Ten dobrotliwy hamulcowy jest szczególnie kreatywny. W ciągu kilku miesięcy mieliśmy, i pomysł wcześniejszych emerytur za dziecko, i dopłat do kapitału matek w wysokości 20-30 tys. zł, i propozycję wprowadzenia systemu kanadyjskiego.

Propozycja wprowadzenia systemu kanadyjskiego jest – wobec reformy rozpoczętej w Polsce w 1999 r.  – kompletnie niepoważna. Reszta  - to obietnice bez podania skutków, w tym kosztów. Ot, kolejny polityczny Święty Mikołaj.

Może propozycja premiera jest zbyt radykalna i warto pójść na kompromis?

Jest zbyt mało radykalna i za bardzo wycinkowa. Koszt polityczny taki sam przy szybszym i wolniejszym dochodzeniu do wieku 67 lat.
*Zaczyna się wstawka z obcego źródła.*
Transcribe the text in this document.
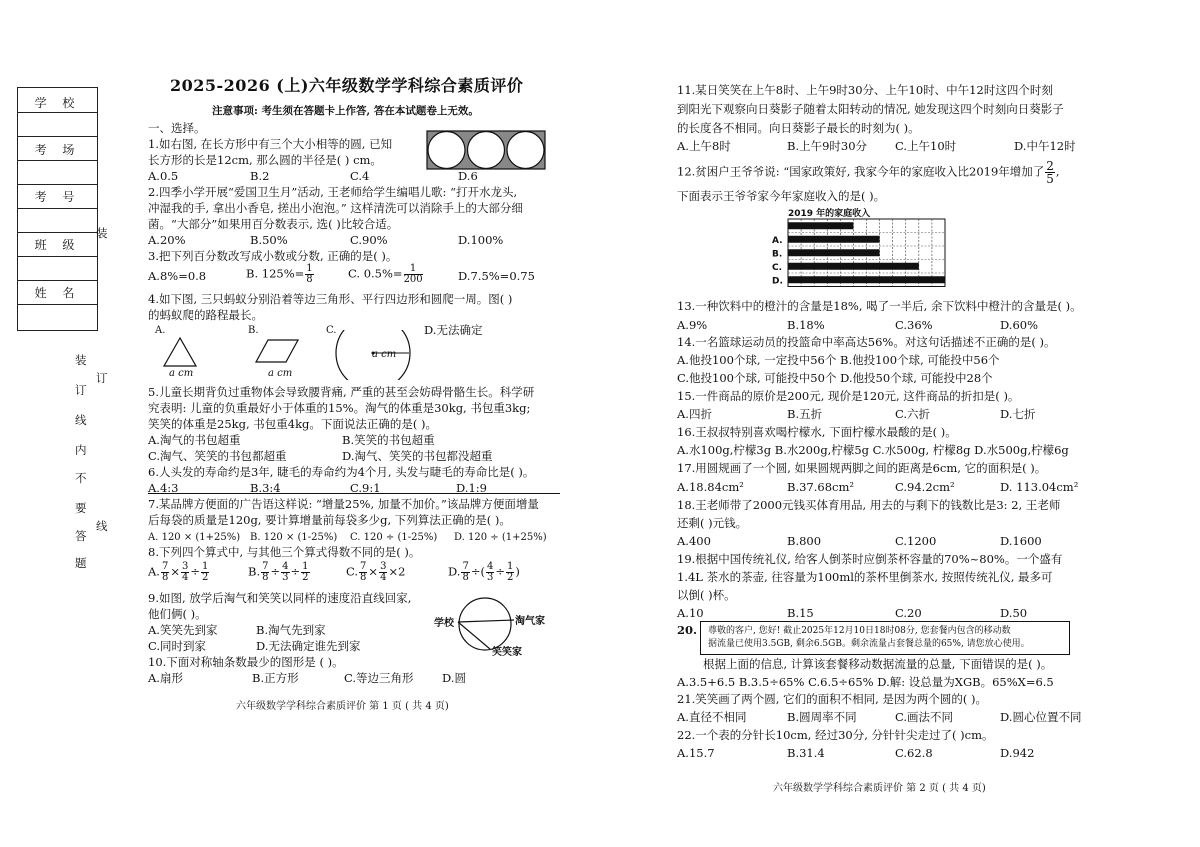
学 校
考 场
考 号
班 级
姓 名
装
订
线
内
不
要
答
题
装
订
线
2025-2026 (上)六年级数学学科综合素质评价
注意事项: 考生须在答题卡上作答, 答在本试题卷上无效。
一、选择。
1.如右图, 在长方形中有三个大小相等的圆, 已知
长方形的长是12cm, 那么圆的半径是( ) cm。
A.0.5	B.2	C.4	D.6
2.四季小学开展“爱国卫生月”活动, 王老师给学生编唱儿歌: “打开水龙头,
冲湿我的手, 拿出小香皂, 搓出小泡泡。” 这样清洗可以消除手上的大部分细
菌。“大部分”如果用百分数表示, 选( )比较合适。
A.20%	B.50%	C.90%	D.100%
3.把下列百分数改写成小数或分数, 正确的是( )。
A.8%=0.8	B. $125\%= \frac{1}{8}$	C. $0.5\%= \frac{1}{200}$	D.7.5%=0.75
4.如下图, 三只蚂蚁分别沿着等边三角形、平行四边形和圆爬一周。图( )
的蚂蚁爬的路程最长。
A.	B.	C.	D.无法确定
a cm	a cm
a cm
5.儿童长期背负过重物体会导致腰背痛, 严重的甚至会妨碍骨骼生长。科学研
究表明: 儿童的负重最好小于体重的15%。淘气的体重是30kg, 书包重3kg;
笑笑的体重是25kg, 书包重4kg。下面说法正确的是( )。
A.淘气的书包超重	B.笑笑的书包超重
C.淘气、笑笑的书包都超重	D.淘气、笑笑的书包都没超重
6.人头发的寿命约是3年, 睫毛的寿命约为4个月, 头发与睫毛的寿命比是( )。
A.4:3	B.3:4	C.9:1	D.1:9
7.某品牌方便面的广告语这样说: “增量25%, 加量不加价。”该品牌方便面增量
后每袋的质量是120g, 要计算增量前每袋多少g, 下列算法正确的是( )。
A. 120 × (1+25%) B. 120 × (1-25%) C. 120 ÷ (1-25%) D. 120 ÷ (1+25%)
8.下列四个算式中, 与其他三个算式得数不同的是( )。
A. $\frac{7}{8} \times \frac{3}{4} \div \frac{1}{2}$	B. $\frac{7}{8} \div \frac{4}{3} \div \frac{1}{2}$	C. $\frac{7}{8} \times \frac{3}{4} \times 2$	D. $\frac{7}{8}$ ÷( $\frac{4}{3} \div \frac{1}{2}$ )
9.如图, 放学后淘气和笑笑以同样的速度沿直线回家,
他们俩( )。
学校	淘气家
笑笑家
A.笑笑先到家	B.淘气先到家
C.同时到家	D.无法确定谁先到家
10.下面对称轴条数最少的图形是 ( )。
A.扇形	B.正方形	C.等边三角形 D.圆
六年级数学学科综合素质评价 第 1 页 ( 共 4 页)
11.某日笑笑在上午8时、上午9时30分、上午10时、中午12时这四个时刻
到阳光下观察向日葵影子随着太阳转动的情况, 她发现这四个时刻向日葵影子
的长度各不相同。向日葵影子最长的时刻为( )。
A.上午8时	B.上午9时30分 C.上午10时	D.中午12时
12.贫困户王爷爷说: “国家政策好, 我家今年的家庭收入比2019年增加了 $\frac{2}{5}$ ,
下面表示王爷爷家今年家庭收入的是( )。
2019 年的家庭收入
A.
B.
C.
D.
13.一种饮料中的橙汁的含量是18%, 喝了一半后, 余下饮料中橙汁的含量是( )。
A.9%	B.18%	C.36%	D.60%
14.一名篮球运动员的投篮命中率高达56%。对这句话描述不正确的是( )。
A.他投100个球, 一定投中56个 B.他投100个球, 可能投中56个
C.他投100个球, 可能投中50个 D.他投50个球, 可能投中28个
15.一件商品的原价是200元, 现价是120元, 这件商品的折扣是( )。
A.四折	B.五折	C.六折	D.七折
16.王叔叔特别喜欢喝柠檬水, 下面柠檬水最酸的是( )。
A.水100g,柠檬3g B.水200g,柠檬5g C.水500g, 柠檬8g D.水500g,柠檬6g
17.用圆规画了一个圆, 如果圆规两脚之间的距离是6cm, 它的面积是( )。
A.18.84cm²	B.37.68cm²	C.94.2cm²	D. 113.04cm²
18.王老师带了2000元钱买体育用品, 用去的与剩下的钱数比是3: 2, 王老师
还剩( )元钱。
A.400	B.800	C.1200	D.1600
19.根据中国传统礼仪, 给客人倒茶时应倒茶杯容量的70%~80%。一个盛有
1.4L 茶水的茶壶, 往容量为100ml的茶杯里倒茶水, 按照传统礼仪, 最多可
以倒( )杯。
A.10	B.15	C.20	D.50
20. 尊敬的客户, 您好! 截止2025年12月10日18时08分, 您套餐内包含的移动数
据流量已使用3.5GB, 剩余6.5GB。剩余流量占套餐总量的65%, 请您放心使用。
根据上面的信息, 计算该套餐移动数据流量的总量, 下面错误的是( )。
A.3.5+6.5 B.3.5÷65% C.6.5÷65% D.解: 设总量为XGB。65%X=6.5
21.笑笑画了两个圆, 它们的面积不相同, 是因为两个圆的( )。
A.直径不相同	B.圆周率不同	C.画法不同	D.圆心位置不同
22.一个表的分针长10cm, 经过30分, 分针针尖走过了( )cm。
A.15.7	B.31.4	C.62.8	D.942
六年级数学学科综合素质评价 第 2 页 ( 共 4 页)
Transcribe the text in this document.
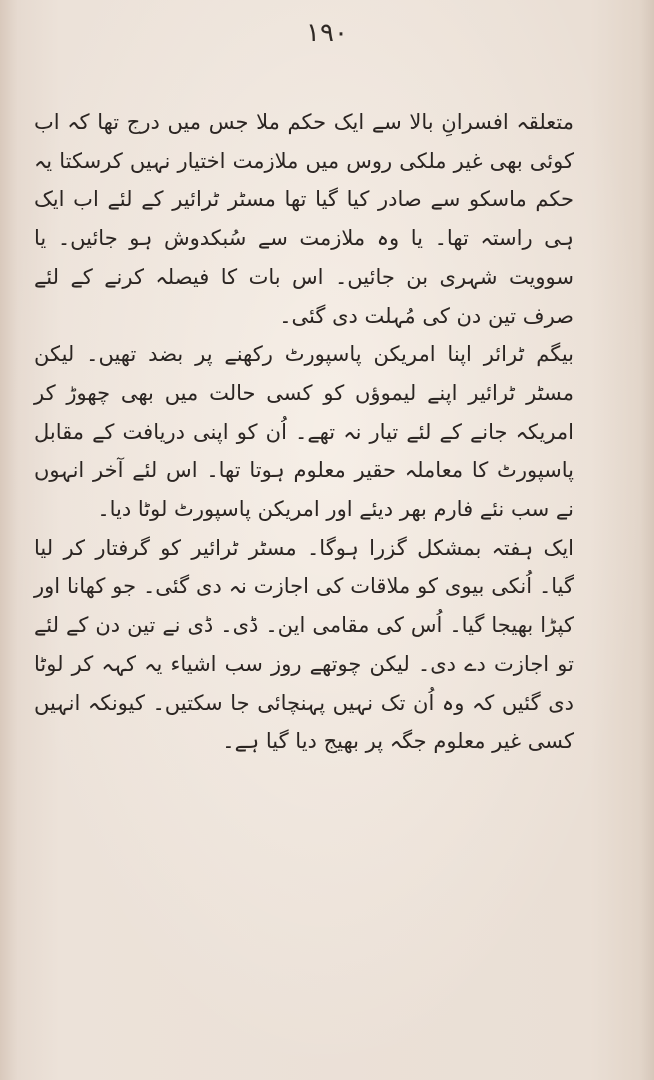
١٩٠

متعلقہ افسرانِ بالا سے ایک حکم ملا جس میں درج تھا کہ اب کوئی بھی غیر ملکی روس میں ملازمت اختیار نہیں کرسکتا یہ حکم ماسکو سے صادر کیا گیا تھا مسٹر ٹرائیر کے لئے اب ایک ہی راستہ تھا۔ یا وہ ملازمت سے سُبکدوش ہو جائیں۔ یا سوویت شہری بن جائیں۔ اس بات کا فیصلہ کرنے کے لئے صرف تین دن کی مُہلت دی گئی۔

بیگم ٹرائر اپنا امریکن پاسپورٹ رکھنے پر بضد تھیں۔ لیکن مسٹر ٹرائیر اپنے لیموؤں کو کسی حالت میں بھی چھوڑ کر امریکہ جانے کے لئے تیار نہ تھے۔ اُن کو اپنی دریافت کے مقابل پاسپورٹ کا معاملہ حقیر معلوم ہوتا تھا۔ اس لئے آخر انہوں نے سب نئے فارم بھر دیئے اور امریکن پاسپورٹ لوٹا دیا۔

ایک ہفتہ بمشکل گزرا ہوگا۔ مسٹر ٹرائیر کو گرفتار کر لیا گیا۔ اُنکی بیوی کو ملاقات کی اجازت نہ دی گئی۔ جو کھانا اور کپڑا بھیجا گیا۔ اُس کی مقامی این۔ ڈی۔ ڈی نے تین دن کے لئے تو اجازت دے دی۔ لیکن چوتھے روز سب اشیاء یہ کہہ کر لوٹا دی گئیں کہ وہ اُن تک نہیں پہنچائی جا سکتیں۔ کیونکہ انہیں کسی غیر معلوم جگہ پر بھیج دیا گیا ہے۔
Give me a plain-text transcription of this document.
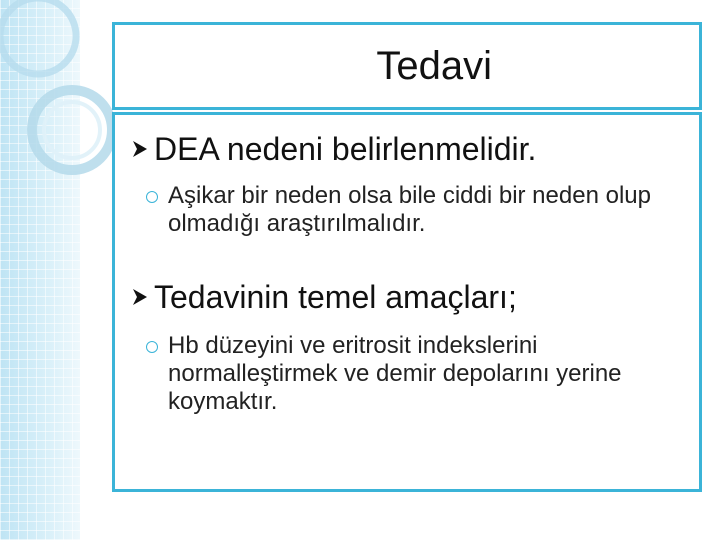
Tedavi
DEA nedeni belirlenmelidir.
Aşikar bir neden olsa bile ciddi bir neden olup olmadığı araştırılmalıdır.
Tedavinin temel amaçları;
Hb düzeyini ve eritrosit indekslerini normalleştirmek ve demir depolarını yerine koymaktır.
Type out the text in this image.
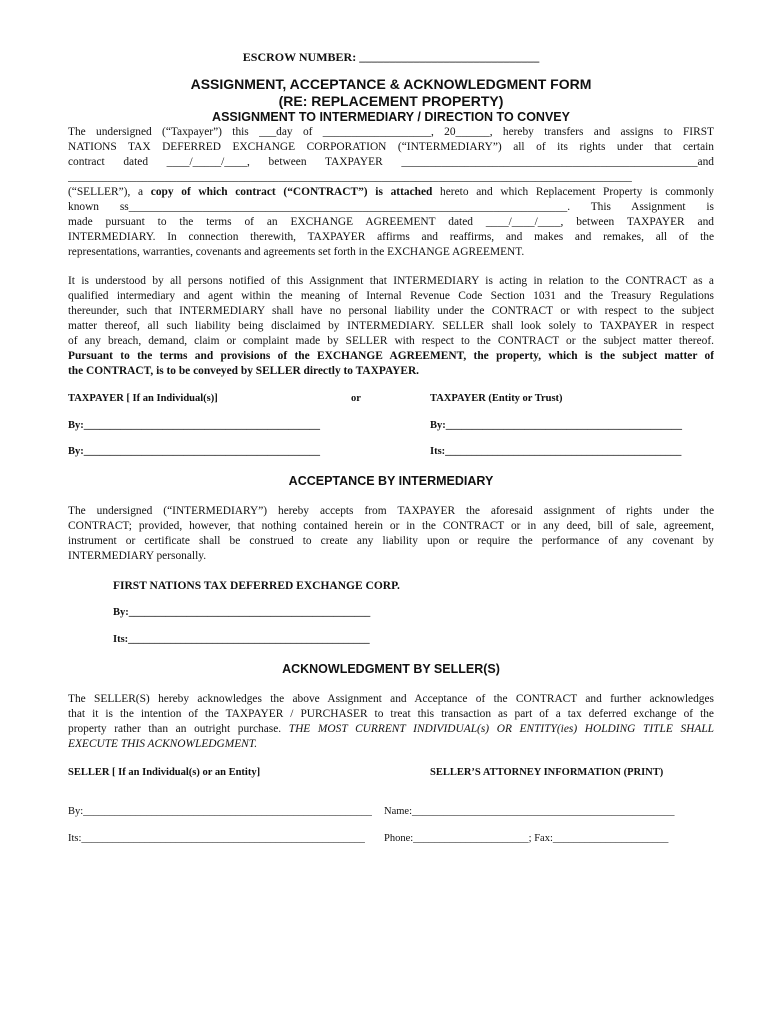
ESCROW NUMBER: ______________________________
ASSIGNMENT, ACCEPTANCE & ACKNOWLEDGMENT FORM
(RE: REPLACEMENT PROPERTY)
ASSIGNMENT TO INTERMEDIARY / DIRECTION TO CONVEY
The undersigned (“Taxpayer”) this ___day of ___________________, 20______, hereby transfers and assigns to FIRST
NATIONS TAX DEFERRED EXCHANGE CORPORATION (“INTERMEDIARY”) all of its rights under that certain
contract dated ____/_____/____, between TAXPAYER ____________________________________________________and
___________________________________________________________________________________________________
(“SELLER”), a copy of which contract (“CONTRACT”) is attached hereto and which Replacement Property is commonly
known ss_____________________________________________________________________________. This Assignment is
made pursuant to the terms of an EXCHANGE AGREEMENT dated ____/____/____, between TAXPAYER and
INTERMEDIARY. In connection therewith, TAXPAYER affirms and reaffirms, and makes and remakes, all of the
representations, warranties, covenants and agreements set forth in the EXCHANGE AGREEMENT.
It is understood by all persons notified of this Assignment that INTERMEDIARY is acting in relation to the CONTRACT as a
qualified intermediary and agent within the meaning of Internal Revenue Code Section 1031 and the Treasury Regulations
thereunder, such that INTERMEDIARY shall have no personal liability under the CONTRACT or with respect to the subject
matter thereof, all such liability being disclaimed by INTERMEDIARY. SELLER shall look solely to TAXPAYER in respect
of any breach, demand, claim or complaint made by SELLER with respect to the CONTRACT or the subject matter thereof.
Pursuant to the terms and provisions of the EXCHANGE AGREEMENT, the property, which is the subject matter of
the CONTRACT, is to be conveyed by SELLER directly to TAXPAYER.
TAXPAYER [ If an Individual(s)]	or	TAXPAYER (Entity or Trust)
By:_____________________________________________	By:_____________________________________________
By:_____________________________________________	Its:_____________________________________________
ACCEPTANCE BY INTERMEDIARY
The undersigned (“INTERMEDIARY”) hereby accepts from TAXPAYER the aforesaid assignment of rights under the
CONTRACT; provided, however, that nothing contained herein or in the CONTRACT or in any deed, bill of sale, agreement,
instrument or certificate shall be construed to create any liability upon or require the performance of any covenant by
INTERMEDIARY personally.
FIRST NATIONS TAX DEFERRED EXCHANGE CORP.
By:______________________________________________
Its:______________________________________________
ACKNOWLEDGMENT BY SELLER(S)
The SELLER(S) hereby acknowledges the above Assignment and Acceptance of the CONTRACT and further acknowledges
that it is the intention of the TAXPAYER / PURCHASER to treat this transaction as part of a tax deferred exchange of the
property rather than an outright purchase. THE MOST CURRENT INDIVIDUAL(s) OR ENTITY(ies) HOLDING TITLE SHALL
EXECUTE THIS ACKNOWLEDGMENT.
SELLER [ If an Individual(s) or an Entity]	SELLER’S ATTORNEY INFORMATION (PRINT)
By:_______________________________________________________ Name:__________________________________________________
Its:______________________________________________________ Phone:______________________; Fax:______________________
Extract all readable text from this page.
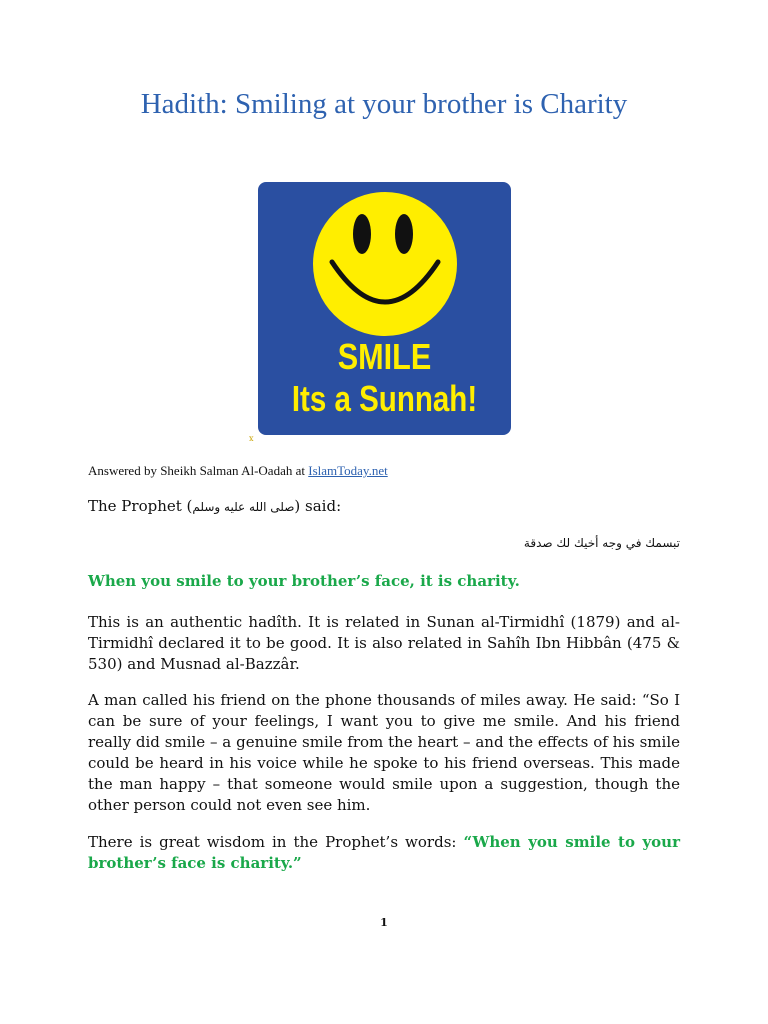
Hadith: Smiling at your brother is Charity
SMILE
Its a Sunnah!
x
Answered by Sheikh Salman Al-Oadah at IslamToday.net
The Prophet (صلى الله عليه وسلم) said:
تبسمك في وجه أخيك لك صدقة
When you smile to your brother’s face, it is charity.

This is an authentic hadîth. It is related in Sunan al-Tirmidhî (1879) and al-Tirmidhî declared it to be good. It is also related in Sahîh Ibn Hibbân (475 & 530) and Musnad al-Bazzâr.

A man called his friend on the phone thousands of miles away. He said: “So I can be sure of your feelings, I want you to give me smile. And his friend really did smile – a genuine smile from the heart – and the effects of his smile could be heard in his voice while he spoke to his friend overseas. This made the man happy – that someone would smile upon a suggestion, though the other person could not even see him.

There is great wisdom in the Prophet’s words: “When you smile to your brother’s face is charity.”

1
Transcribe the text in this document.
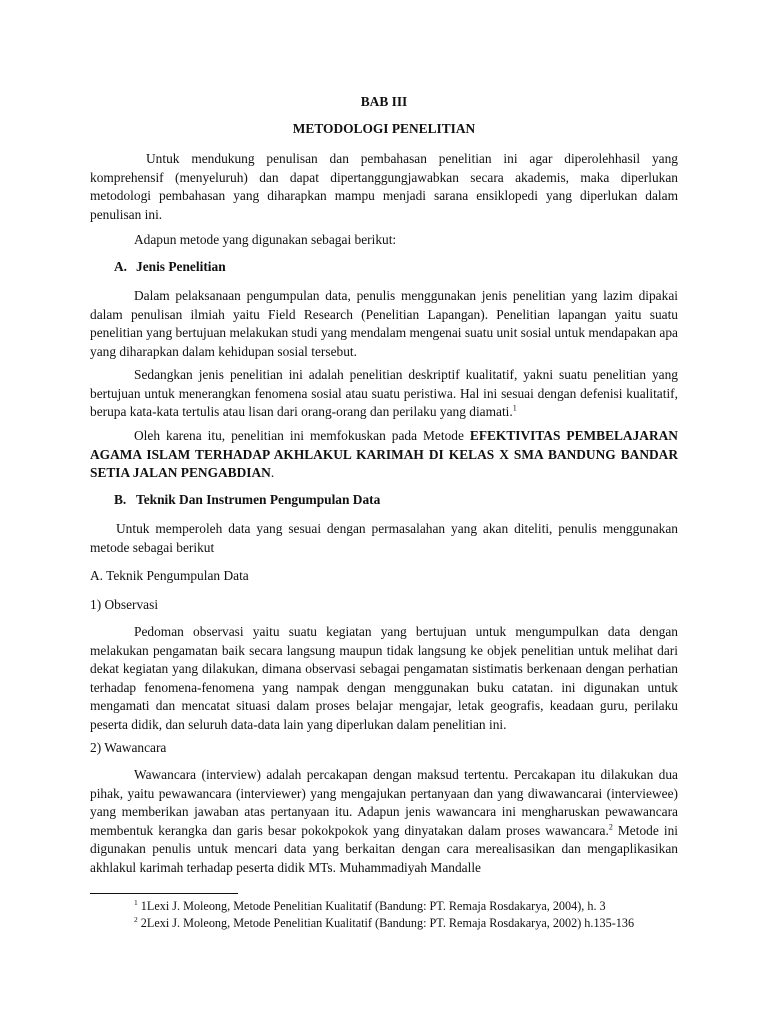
BAB III

METODOLOGI PENELITIAN

Untuk mendukung penulisan dan pembahasan penelitian ini agar diperolehhasil yang komprehensif (menyeluruh) dan dapat dipertanggungjawabkan secara akademis, maka diperlukan metodologi pembahasan yang diharapkan mampu menjadi sarana ensiklopedi yang diperlukan dalam penulisan ini.

Adapun metode yang digunakan sebagai berikut:

A. Jenis Penelitian

Dalam pelaksanaan pengumpulan data, penulis menggunakan jenis penelitian yang lazim dipakai dalam penulisan ilmiah yaitu Field Research (Penelitian Lapangan). Penelitian lapangan yaitu suatu penelitian yang bertujuan melakukan studi yang mendalam mengenai suatu unit sosial untuk mendapakan apa yang diharapkan dalam kehidupan sosial tersebut.

Sedangkan jenis penelitian ini adalah penelitian deskriptif kualitatif, yakni suatu penelitian yang bertujuan untuk menerangkan fenomena sosial atau suatu peristiwa. Hal ini sesuai dengan defenisi kualitatif, berupa kata-kata tertulis atau lisan dari orang-orang dan perilaku yang diamati.$^1$

Oleh karena itu, penelitian ini memfokuskan pada Metode EFEKTIVITAS PEMBELAJARAN AGAMA ISLAM TERHADAP AKHLAKUL KARIMAH DI KELAS X SMA BANDUNG BANDAR SETIA JALAN PENGABDIAN.

B. Teknik Dan Instrumen Pengumpulan Data

Untuk memperoleh data yang sesuai dengan permasalahan yang akan diteliti, penulis menggunakan metode sebagai berikut

A. Teknik Pengumpulan Data

1) Observasi

Pedoman observasi yaitu suatu kegiatan yang bertujuan untuk mengumpulkan data dengan melakukan pengamatan baik secara langsung maupun tidak langsung ke objek penelitian untuk melihat dari dekat kegiatan yang dilakukan, dimana observasi sebagai pengamatan sistimatis berkenaan dengan perhatian terhadap fenomena-fenomena yang nampak dengan menggunakan buku catatan. ini digunakan untuk mengamati dan mencatat situasi dalam proses belajar mengajar, letak geografis, keadaan guru, perilaku peserta didik, dan seluruh data-data lain yang diperlukan dalam penelitian ini.

2) Wawancara

Wawancara (interview) adalah percakapan dengan maksud tertentu. Percakapan itu dilakukan dua pihak, yaitu pewawancara (interviewer) yang mengajukan pertanyaan dan yang diwawancarai (interviewee) yang memberikan jawaban atas pertanyaan itu. Adapun jenis wawancara ini mengharuskan pewawancara membentuk kerangka dan garis besar pokokpokok yang dinyatakan dalam proses wawancara.$^2$ Metode ini digunakan penulis untuk mencari data yang berkaitan dengan cara merealisasikan dan mengaplikasikan akhlakul karimah terhadap peserta didik MTs. Muhammadiyah Mandalle

$^1$ 1Lexi J. Moleong, Metode Penelitian Kualitatif (Bandung: PT. Remaja Rosdakarya, 2004), h. 3

$^2$ 2Lexi J. Moleong, Metode Penelitian Kualitatif (Bandung: PT. Remaja Rosdakarya, 2002) h.135-136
W przypadku kobiet to aż 40 lat. A argumentem oficjalnym jest właśnie to, że to dochodzenie do poziomu 67 lat jest najwolniejsze w Europie. Jakże to znaczące! To pokazuje stosunek do problemu przyszłego rozwoju naszego kraju.

Opozycja ostrzega, że po wydłużeniu wieku emerytalnego, więcej osób będzie miało problem ze znalezieniem pracy, zwłaszcza ludzie młodzi, wchodzący na rynek pracy.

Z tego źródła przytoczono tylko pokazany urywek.